Down there. He thought she was in Pennsylvania. Good. Let him go on thinking that. If he knew she was here in the city he'd want to get together with her for dinner or the like and Kara didn't think that was such a good idea. Not with Jill along.
"As well as can be expected."
"The funeral…?"
"Bad. But it could have been worse. Thank you for the flowers."
"I'd have come—"
"The flowers were enough." Kara paused, almost afraid to ask the question because she already knew the answer. "Have you caught them yet?"
"No." She could hear the frustration in his sigh. "No, we haven't."
"I didn't think so."
"Don't start that again, Kara. It's not fair."
"It isn't?" She felt her own frustration ballooning within her. "If she'd been Ivana Trump you'd sure a
s hell have somebody in custody by now!"
"I don't know about that, Kara."
"You said you had a description of the two men and a set of fingerprints! That was five days ago!"
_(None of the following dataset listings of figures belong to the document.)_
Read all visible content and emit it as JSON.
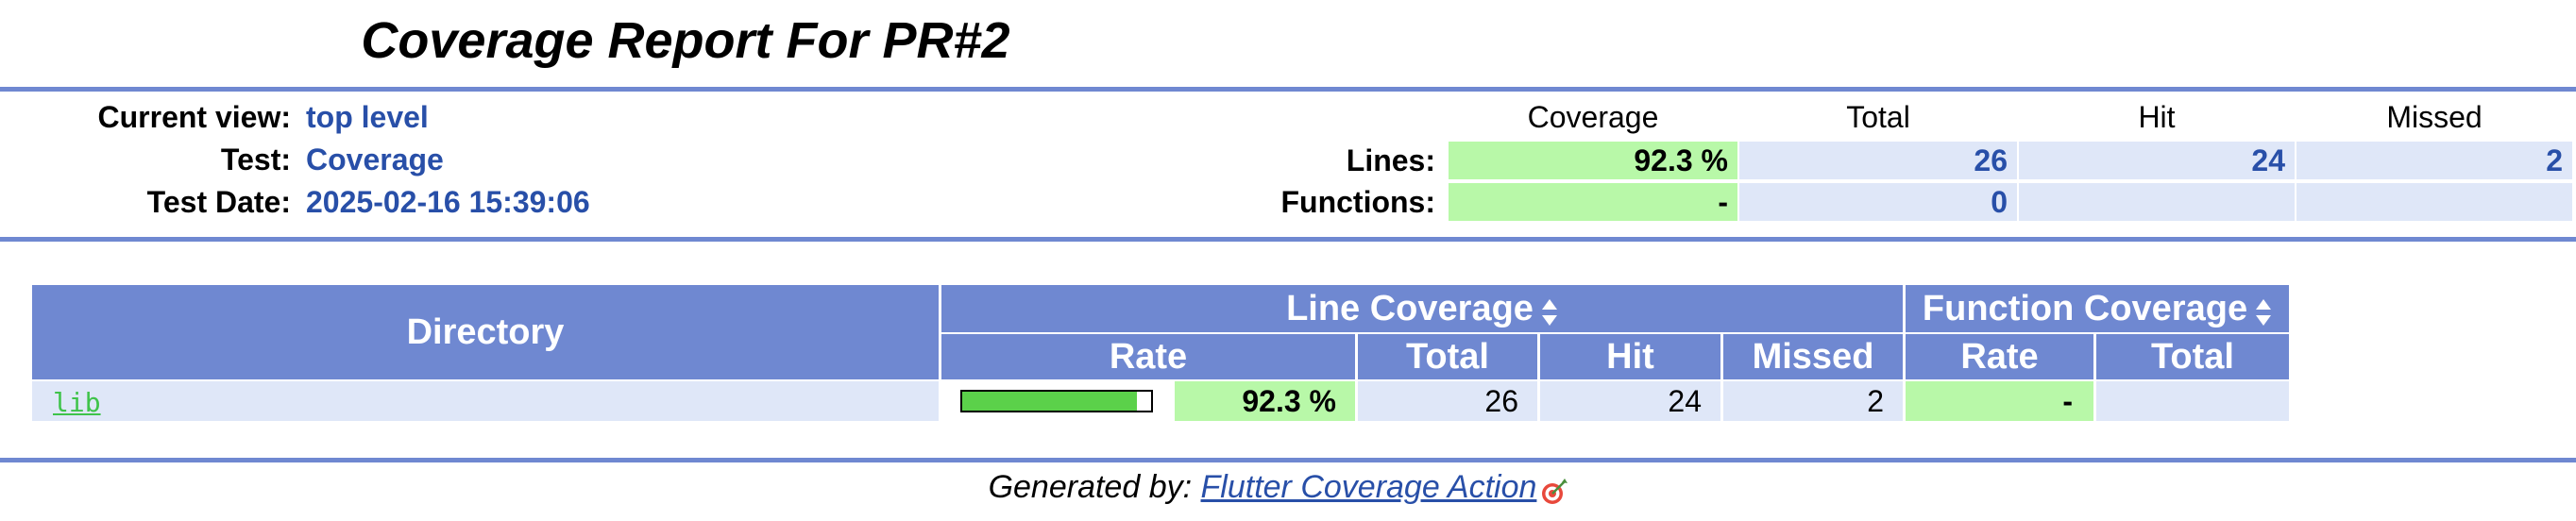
{
  "title": "Coverage Report For PR#2",
  "summary": {
    "current_view_label": "Current view:",
    "current_view_value": "top level",
    "test_label": "Test:",
    "test_value": "Coverage",
    "date_label": "Test Date:",
    "date_value": "2025-02-16 15:39:06",
    "headers": {
      "coverage": "Coverage",
      "total": "Total",
      "hit": "Hit",
      "missed": "Missed"
    },
    "lines": {
      "label": "Lines:",
      "coverage": "92.3 %",
      "total": "26",
      "hit": "24",
      "missed": "2"
    },
    "functions": {
      "label": "Functions:",
      "coverage": "-",
      "total": "0",
      "hit": "",
      "missed": ""
    }
  },
  "table": {
    "headers": {
      "directory": "Directory",
      "line_coverage": "Line Coverage",
      "function_coverage": "Function Coverage",
      "rate": "Rate",
      "total": "Total",
      "hit": "Hit",
      "missed": "Missed",
      "fn_rate": "Rate",
      "fn_total": "Total"
    },
    "rows": [
      {
        "directory": "lib",
        "line_rate_percent": 92.3,
        "line_rate": "92.3 %",
        "total": "26",
        "hit": "24",
        "missed": "2",
        "fn_rate": "-",
        "fn_total": ""
      }
    ]
  },
  "footer": {
    "prefix": "Generated by:",
    "link_text": "Flutter Coverage Action"
  },
  "icons": {
    "sort": "sort-up-down-icon",
    "footer": "target-icon"
  },
  "colors": {
    "rule": "#6f88d1",
    "header_bg": "#6f88d1",
    "value_blue": "#284fa8",
    "coverage_green": "#b8f8a8",
    "cell_blue": "#dfe7f8",
    "bar_fill": "#5bd14a",
    "dir_link": "#3fc34a"
  }
}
"Right. But the two men described were not regulars at the bar, and they haven't been back since. And the fingerprints were no help at all."
"Why not?"
"They don't match anywhere. Which is not surprising."
"Why isn't it?"
"Well, it goes along with the pick-up theory. I mean, if Kelly picked these two guys at random from the Oak Room Bar crowd, it's very possible that they don't have criminal records. And if they don't have criminal records—or haven't applied for a gun permit or a security-sensitive job—then their prints are probably not on record here or with the Feds."
"And so you won't be able to match them anywhere."
"Right."
She felt the anger rising again. She wanted to scream but kept her voice level, for Jill's sake.
"So you're no closer to finding Kelly's murderers now than you were on Thursday."
"I'm afraid that's right, Kara." Rob paused, then said, "I'm afraid we can't even say for sure it was murder."
"What?" Kara didn't want to believe what she was hearing.
"Just hear me out," he said quickly. "Forensics says there's, no sign of a struggle in the room. And they can't say for sure whether the two guys she picked up downstairs were even in the room at the time she went out the window."
Kara felt as if she were turning to ice.
"Are they saying Kelly jumped?"
"No. Not in so many words. They're saying there's nothing to support the idea that she was pushed. And the M.E. backs them up. He says she wasn't beaten, and that if she was thrown out the window, she didn't struggle—no broken fingernails, no skin under the nails, no bruises on her palms. And witnesses there say she screamed on the way down, so we know she was conscious."
"Kelly wouldn't kill herself," said Kara, although she knew her voice didn't exactly ring with conviction.
After what she'd found this morning, she was no longer completely sure about anything concerning her twin. However, there was most of a bottle of sleeping pills in the bedroom. If she had wanted to kill herself, why hadn't she taken them?